Carl Lampert verweigert sich einer bequemen und leichten Auseinandersetzung. Bei jedem Artikel zu Carl Lampert drängten sich andere Aspekte in den Vordergrund, tauchten eigene Entwicklungslinien auf, hat er sich immer wieder  neu erschlossen und gleichzeitig verschlossen. So nobel und galant dieser Herr der 1920er Jahre war, so uneinholbar klar und gewiss der „inneren Kraft“ hat er sich 1944 gezeigt. Carl Lampert und sämtliche weltanschauliche Opfer des Naziregimes wie Ernst Volkmann, Johann Anton King, P. Alois Grimm, Maria Stromberger oder Samuel Spindler spiegeln für mich die Unverfügbar- und Unplanbarkeit des Lebens wieder.
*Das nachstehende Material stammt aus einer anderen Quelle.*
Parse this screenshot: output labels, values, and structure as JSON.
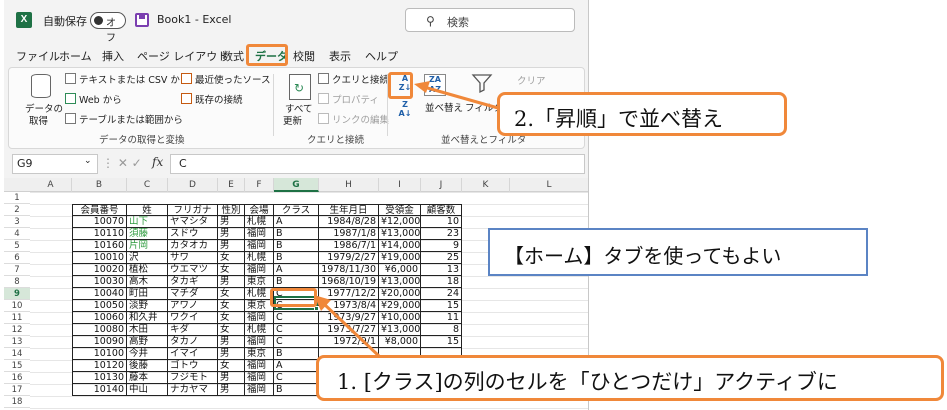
{
  "titlebar": {
    "logo": "X",
    "autosave_label": "自動保存",
    "autosave_state": "オフ",
    "book_title": "Book1  -  Excel",
    "search_placeholder": "検索"
  },
  "tabs": [
    "ファイル",
    "ホーム",
    "挿入",
    "ページ レイアウト",
    "数式",
    "データ",
    "校閲",
    "表示",
    "ヘルプ"
  ],
  "ribbon": {
    "get_data": {
      "big_button_line1": "データの",
      "big_button_line2": "取得",
      "from_text_csv": "テキストまたは CSV から",
      "from_web": "Web から",
      "from_table": "テーブルまたは範囲から",
      "recent_sources": "最近使ったソース",
      "existing_connections": "既存の接続",
      "group_label": "データの取得と変換"
    },
    "queries": {
      "refresh_line1": "すべて",
      "refresh_line2": "更新",
      "queries_connections": "クエリと接続",
      "properties": "プロパティ",
      "edit_links": "リンクの編集",
      "group_label": "クエリと接続"
    },
    "sort_filter": {
      "sort_label": "並べ替え",
      "filter_label": "フィルタ",
      "clear_label": "クリア",
      "group_label": "並べ替えとフィルタ"
    }
  },
  "formula_bar": {
    "namebox": "G9",
    "fx": "fx",
    "value": "C"
  },
  "columns": [
    "A",
    "B",
    "C",
    "D",
    "E",
    "F",
    "G",
    "H",
    "I",
    "J",
    "K",
    "L"
  ],
  "rows": [
    "1",
    "2",
    "3",
    "4",
    "5",
    "6",
    "7",
    "8",
    "9",
    "10",
    "11",
    "12",
    "13",
    "14",
    "15",
    "16",
    "17",
    "18"
  ],
  "table_headers": [
    "会員番号",
    "姓",
    "フリガナ",
    "性別",
    "会場",
    "クラス",
    "生年月日",
    "受領金",
    "顧客数"
  ],
  "table_rows": [
    [
      "10070",
      "山下",
      "ヤマシタ",
      "男",
      "札幌",
      "A",
      "1984/8/28",
      "¥12,000",
      "10"
    ],
    [
      "10110",
      "須藤",
      "スドウ",
      "男",
      "福岡",
      "B",
      "1987/1/8",
      "¥13,000",
      "23"
    ],
    [
      "10160",
      "片岡",
      "カタオカ",
      "男",
      "福岡",
      "B",
      "1986/7/1",
      "¥14,000",
      "9"
    ],
    [
      "10010",
      "沢",
      "サワ",
      "女",
      "札幌",
      "B",
      "1979/2/27",
      "¥19,000",
      "25"
    ],
    [
      "10020",
      "植松",
      "ウエマツ",
      "女",
      "福岡",
      "A",
      "1978/11/30",
      "¥6,000",
      "13"
    ],
    [
      "10030",
      "高木",
      "タカギ",
      "男",
      "東京",
      "B",
      "1968/10/19",
      "¥13,000",
      "18"
    ],
    [
      "10040",
      "町田",
      "マチダ",
      "女",
      "札幌",
      "C",
      "1977/12/2",
      "¥20,000",
      "24"
    ],
    [
      "10050",
      "淡野",
      "アワノ",
      "女",
      "東京",
      "C",
      "1973/8/4",
      "¥29,000",
      "15"
    ],
    [
      "10060",
      "和久井",
      "ワクイ",
      "女",
      "福岡",
      "C",
      "1973/9/27",
      "¥10,000",
      "11"
    ],
    [
      "10080",
      "木田",
      "キダ",
      "女",
      "札幌",
      "C",
      "1973/7/27",
      "¥13,000",
      "8"
    ],
    [
      "10090",
      "高野",
      "タカノ",
      "男",
      "福岡",
      "C",
      "1972/9/1",
      "¥8,000",
      "15"
    ],
    [
      "10100",
      "今井",
      "イマイ",
      "男",
      "東京",
      "B",
      "",
      "",
      ""
    ],
    [
      "10120",
      "後藤",
      "ゴトウ",
      "女",
      "福岡",
      "A",
      "",
      "",
      ""
    ],
    [
      "10130",
      "藤本",
      "フジモト",
      "男",
      "福岡",
      "C",
      "",
      "",
      ""
    ],
    [
      "10140",
      "中山",
      "ナカヤマ",
      "男",
      "福岡",
      "B",
      "",
      "",
      ""
    ]
  ],
  "green_names": [
    "山下",
    "須藤",
    "片岡"
  ],
  "callouts": {
    "step2": "2.「昇順」で並べ替え",
    "note": "【ホーム】タブを使ってもよい",
    "step1": "1. [クラス]の列のセルを「ひとつだけ」アクティブに"
  },
  "colors": {
    "excel_green": "#1e7145",
    "highlight_orange": "#f0883a",
    "note_border_blue": "#5b84c4"
  }
}
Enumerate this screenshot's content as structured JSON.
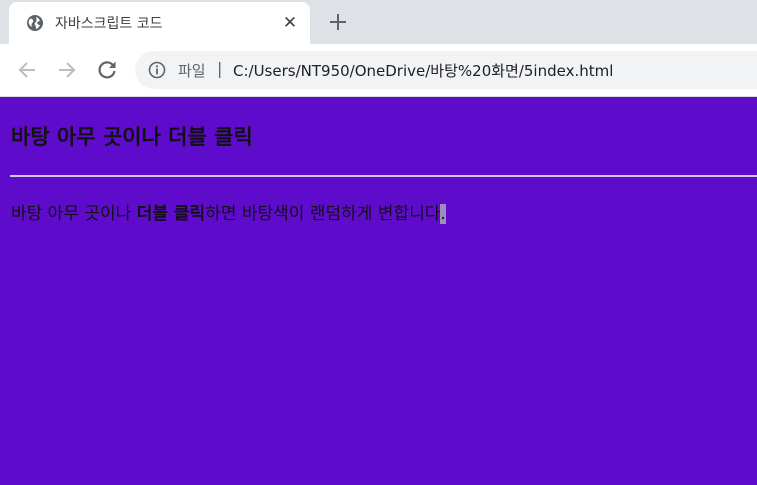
{
  "tab": {
    "title": "자바스크립트 코드",
    "favicon": "globe-icon",
    "close_symbol": "✕"
  },
  "toolbar": {
    "back_icon": "arrow-left-icon",
    "forward_icon": "arrow-right-icon",
    "reload_icon": "reload-icon",
    "site_info_icon": "info-icon",
    "scheme_label": "파일",
    "separator": "|",
    "url": "C:/Users/NT950/OneDrive/바탕%20화면/5index.html"
  },
  "page": {
    "background": "#5f0bcc",
    "heading": "바탕 아무 곳이나 더블 클릭",
    "text_before": "바탕 아무 곳이나 ",
    "text_bold": "더블 클릭",
    "text_after": "하면 바탕색이 랜덤하게 변합니다",
    "text_end": "."
  }
}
Und auf erstaunliche Weise haben sie mich immer wieder frei gemacht für das Wesentliche.

Anfang
Mit einer Person wie Carl Lampert in Kontakt gekommen zu sein, war rückblickend mehr als eine Herausforderung. Sie ist mir zur Aufgabe geworden. Mehr ein Aufblicken beim Anblick seines Schicksals, manchmal ein Zurückweichen und Ausweichen auf andere Themen, wenn es zu tief gegangen ist und am Eigenen zu heftig gerührt hat. Carl Lampert ist nun von oberster Stelle zur Aufgabe für die Kirche Vorarlbergs bestellt worden. Dass die Seligsprechung der Beginn einer neuen Phase ist, in der in seinem Namen das Gewichtige gesehen werden kann, ist ein großes Glück.

Carl Lampert erinnern

An Carl Lampert zu erinnern und unter seinem Namen die Geschichte der Kirche und des Nationalsozialismus in Vorarlberg aufzuarbeiten, geschieht seit 2004 im Rahmen eines Projektes der Katholischen Kirche.

Lampert-Akademie
Rund um den 13. November, dem Todestag Lamperts, fand alljährlich eine Gedenkwoche mit Gottesdiensten, Vorträgen, Gesprächen und Ausstellungen statt. Ein Schwerpunkt der Arbeit lag - in Zusammenarbeit mit der Kulturabteilung des ORF Vorarlberg - in der Ausrichtung der Provikar-Lampert-Akademie.

Die Initiative „Carl Lampert erinnern“ hat vier Dimensionen:

  • Netzwerk lokaler und regionaler Einrichtungen. Die Koordination von Seiten der Diözese nahm von 2004 bis 2006 Christof Thöny, von 2007 bis 2012 Karin Bitschnau wahr.
  • Pädagogik. Durch Erinnerung eine Zukunft in Freiheit und demokratischer Verantwortung gewinnen. Initiierung von Schulprojekten.
  • Wissenschaft. Theologische Deutung und Vertiefung, vor allem durch die Provikar-Lampert-Akademie.